They are saying that the shortage, which has lasted nearly two weeks now, is a result of the Nghi Son Refinery experiencing technical issues and temporarily stopping production earlier this year.
On Tuesday, many petrol stations belonging to the Military Petroleum Corporation began hanging signs saying they are no longer selling RON95, one of the two main types of petrol used in Vietnam. The stations now pump E5 RON92 instead, a variant that contains biofuel.
"We have run out of RON95 since March 22," said a representative of one of the petrol stations who did not want to be named.
"Many customers, especially car drivers, want this type of petrol but we don’t have it," she told VnExpress.

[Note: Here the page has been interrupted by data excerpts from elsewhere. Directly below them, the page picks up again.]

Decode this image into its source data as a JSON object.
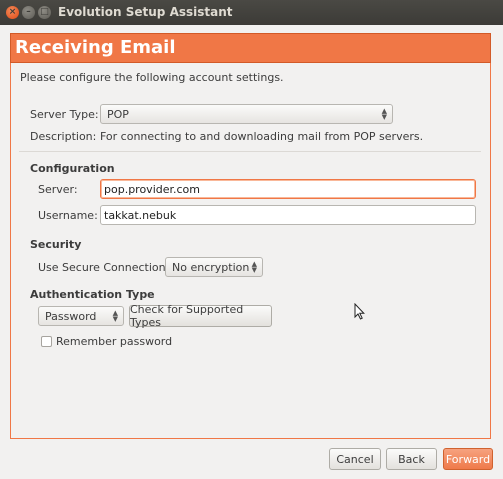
{
  "window": {
    "title": "Evolution Setup Assistant",
    "close_glyph": "×",
    "min_glyph": "–",
    "max_glyph": "□"
  },
  "header": {
    "title": "Receiving Email",
    "accent": "#f07746"
  },
  "intro": "Please configure the following account settings.",
  "server_type": {
    "label": "Server Type:",
    "value": "POP",
    "description_label": "Description:",
    "description": "For connecting to and downloading mail from POP servers."
  },
  "configuration": {
    "heading": "Configuration",
    "server_label": "Server:",
    "server_value": "pop.provider.com",
    "username_label": "Username:",
    "username_value": "takkat.nebuk"
  },
  "security": {
    "heading": "Security",
    "secure_label": "Use Secure Connection:",
    "secure_value": "No encryption"
  },
  "authentication": {
    "heading": "Authentication Type",
    "type_value": "Password",
    "check_button": "Check for Supported Types",
    "remember_label": "Remember password"
  },
  "footer": {
    "cancel": "Cancel",
    "back": "Back",
    "forward": "Forward"
  }
}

The shortage has also resulted in a sharp decline in revenues, she added.
The owner of a chain of petrol stations in Hanoi’s Thuong Tin District said they have been having trouble getting the RON95 petrol from distributors over the last 10 days. "I have had to call 3 to 4 traders a day just to get enough to sell for the next day," he said.
Down south, the owner of a business in HCMC also said that he had been placing increasing orders of RON95, but distributors were unable to meet them.
After the Nghi Son refinery closed, distributors had to source more from Dung Quat, Vietnam’s only other refinery, in order to maintain supply, and import the rest.
However, Dung Quat only supplies 40 percent of the domestic market, while the supply of imported petrol, mainly from South Korea, was also unstable with several refineries halting production for maintenance at this time of the year.
Nguyen Van Tiu, director of a petroleum company in the northern province of Hoa Binh, said that the gross margin for RON95 had fallen from VND1,000 (4.3 cents) per litre to only VND450 (1.9 cents) this year. With such minimal profit, some distributors cannot even cover the cost of imports, he said.
A petroleum industry expert said that because distributors are required to set up large provisional funds based on the amount of petrol they import/sell, businesses deliberately limit their supply.
The leader of a major petroleum distributor in the south confirmed that his company’s price stabilization fund was VND300 million ($12,944) in debit, so they had to use company capital to make up the difference. It has been importing at high prices and selling them at capped prices, he said.
Another executive of a petroleum company in the south also commented that businesses can only source petrol from South Korea at the moment, given its 10 percent tax rate (due to a free-trade agreement). "The state has to calculate carefully. Relying on South Korea while domestic production is unstable will be very risky for the domestic market," he said.
While businesses are worried about the ongoing shortage, the Ministry of Industry and Trade has maintained in a statement that "supply is still sufficient".
In case of shortage, enterprises will seek reasonable import sources to ensure sufficient supply for the domestic market, the ministry has said.
"Enterprises are committed to ensuring continuous and uninterrupted supply for the petroleum distribution system," the ministry said.
Vietnam imported 1.09 million tonnes of fuel worth $616 million in the first 2 months of this year, down 50.5 percent in volume and 56.7 percent in value from the same time last year, according to the General Statistics Office.